« Exiger que les hommes restent des hommes pendant leur dernier âge impliquerait un radical bouleversement. Impossible d’obtenir ce résultat par quelques réformes limitées et qui laisseraient le système intact : c’est l’exploitation des travailleurs, c’est l’atomisation de la société, c’est la misère d’une culture réservée à un mandarinat qui aboutissent à ces vieillesses déshumanisées. Elles montrent que tout est à reprendre dès le départ. »[1]
La pandémie de Covid-19 a violemment réactivé le débat sur la place, dans notre société, de celles et ceux que l’on appelle pudiquement « nos aîné·es ». Avant tout considéré·es comme fragiles, les vieux et vieilles sont majoritairement perçu·es comme des êtres nécessitant assistance et protection, parfois même contre leur volonté.
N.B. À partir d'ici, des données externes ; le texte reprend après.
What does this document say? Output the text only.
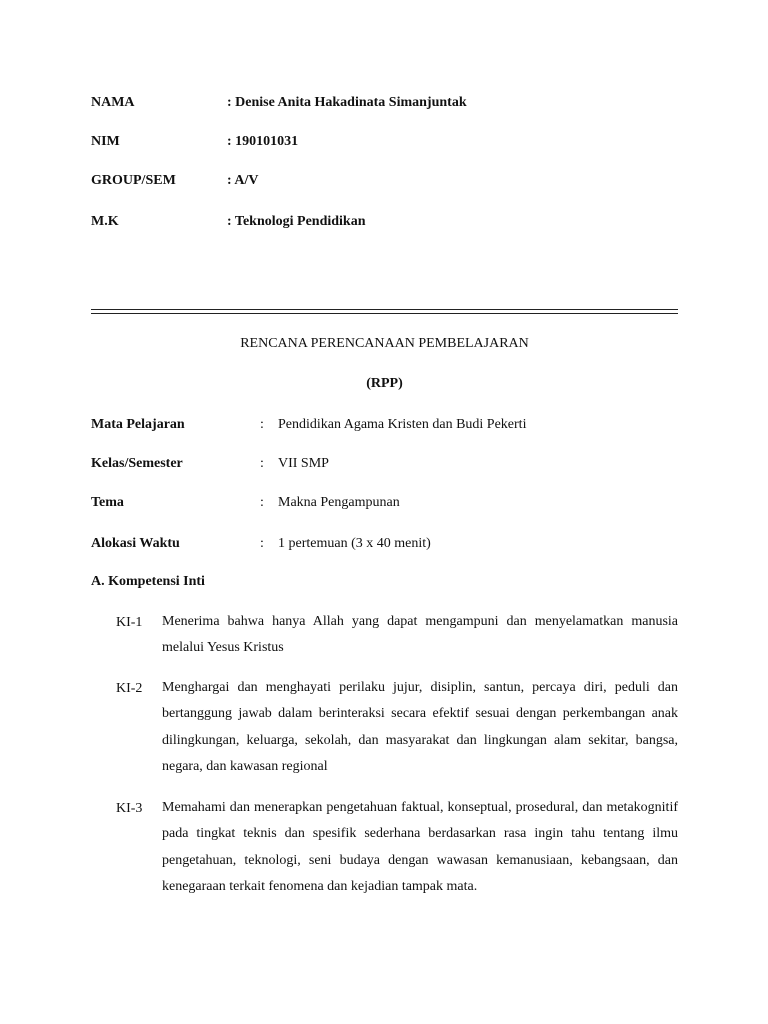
NAMA	: Denise Anita Hakadinata Simanjuntak
NIM	: 190101031
GROUP/SEM	: A/V
M.K	: Teknologi Pendidikan
RENCANA PERENCANAAN PEMBELAJARAN
(RPP)
Mata Pelajaran	: Pendidikan Agama Kristen dan Budi Pekerti
Kelas/Semester	: VII SMP
Tema	: Makna Pengampunan
Alokasi Waktu	: 1 pertemuan (3 x 40 menit)
A. Kompetensi Inti
KI-1 Menerima bahwa hanya Allah yang dapat mengampuni dan menyelamatkan manusia melalui Yesus Kristus
KI-2 Menghargai dan menghayati perilaku jujur, disiplin, santun, percaya diri, peduli dan bertanggung jawab dalam berinteraksi secara efektif sesuai dengan perkembangan anak dilingkungan, keluarga, sekolah, dan masyarakat dan lingkungan alam sekitar, bangsa, negara, dan kawasan regional
KI-3 Memahami dan menerapkan pengetahuan faktual, konseptual, prosedural, dan metakognitif pada tingkat teknis dan spesifik sederhana berdasarkan rasa ingin tahu tentang ilmu pengetahuan, teknologi, seni budaya dengan wawasan kemanusiaan, kebangsaan, dan kenegaraan terkait fenomena dan kejadian tampak mata.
De la création d’un « panoptique sanitaire » dans les EHPAD[2]
– devenus de véritables lieux de privation de libertés, de droits, voire d’humanité[3]
– jusqu’aux récriminations de certain·es contre celles et ceux qui incarneraient le fardeau de la société confinée et qu’il vaudrait mieux laisser mourir pour pouvoir recommencer à vivre, la question de la vieillesse est au cœur de multiples dérives éthiques et débordements idéologiques.
Quel sillon creuser entre les rhétoriques incapacitantes et le cynisme des discours utilitaristes ? Il importe de comprendre dans quelle mesure le droit est travaillé par les logiques de l’« âgisme » et contribue par là à perpétuer des pratiques discriminatoires qui entravent, voire privent, une catégorie entière de la population de certaines de ses libertés parfois les plus fondamentales. Mais il importe, plus encore, d’explorer la façon dont la loi et les pratiques judiciaires, administratives, institutionnelles, peuvent aussi constituer parmi les plus hauts vecteurs d’émancipation en la matière.
À partir de quand et dans quelles conditions bascule-t-on, pour la société, dans la catégorie des «personnes âgées » ? Dans quelle mesure le regard porté par l’environnement proche et social sur les premier·ères concerné·es – à plus forte raison lorsque celui-ci est relayé au sein des institutions – dessine-t-il, et ce de façon souvent bien minimaliste, le champ des possibles pour vieillir ? « Le vieillir est socialement construit », alertait il y a déjà plus d’une décennie la sociologue Rose-Marie Lagrave, à tel point qu’« exercer sa liberté, c’est d’abord être insoumis aux normes qui conforment et formatent les vieux en individus socialement acceptables et dociles ».[4]
Concrètement donc, comment penser sur les plans juridique et éthique les conditions collectives d’une libération de la vieillesse ?
Délibérée a choisi de se pencher, par-delà l’histoire des très diverses discriminations à l’œuvre à raison de l’âge, sur les possibilités d’avènement d’un « vieillir acteur ». Si la préservation de l’autonomie figure d’ores et déjà parmi les principes directeurs des dispositions qui régissent cette période de la vie dans divers domaines, la réalité est bien plus sombre et de nombreuses composantes individuelles comme citoyennes de la vie quotidienne de nos aîné·es se trouvent désinvesties par la société elle-même.
La vieillesse, lorsqu’elle est directement saisie par un processus judiciaire, se trouve aux premières loges de discriminations générées par les dispositifs en vigueur : ainsi, en matière civile, comment les situations patrimoniales des vieux et vieilles appartenant à des catégories encore récemment lésées par la loi à raison de leur orientation sexuelle, se trouvent-elles durablement fragilisées économiquement ? En matière pénale, quel sens la société est-elle en mesure de donner à une peine d’emprisonnement lorsque la majeure partie de la vie de la personne détenue est derrière elle ? Mais les conditions d’existence des vieux et des vieilles sont aussi, plus largement, modelées par des édifices juridiques dont la mise en application se heurte à des questions éthiques éminemment complexes. Comment articuler le développement d’habitats alternatifs, collectifs, partagés ou autogérés permettant de faire reculer le moment de la grande dépendance ? Quelles sont les potentialités de l’office du juge des tutelles en matière de choix du lieu de vie, à l’heure où les tentations d’«institutionnalisation » en EHPAD sont croissantes, faute de prise en charge adaptée à domicile ? Et lorsqu’aucune autre alternative que l’EHPAD n’est plus envisageable, comment fonder une éthique des pratiques soignantes qui permette de conjuguer la protection de la vulnérabilité aux droits fondamentaux, telle que le respect de la vie privée, et à travers elle, celui de la liberté affective et sexuelle ?
Sans doute la vieillesse demeurera-t-elle encore longtemps le « secret honteux » de la société, pour reprendre les termes de Beauvoir[5]
. Regardons ce qu’à bas bruit le droit lui fait et ce que, sans conteste, il peut pour elle.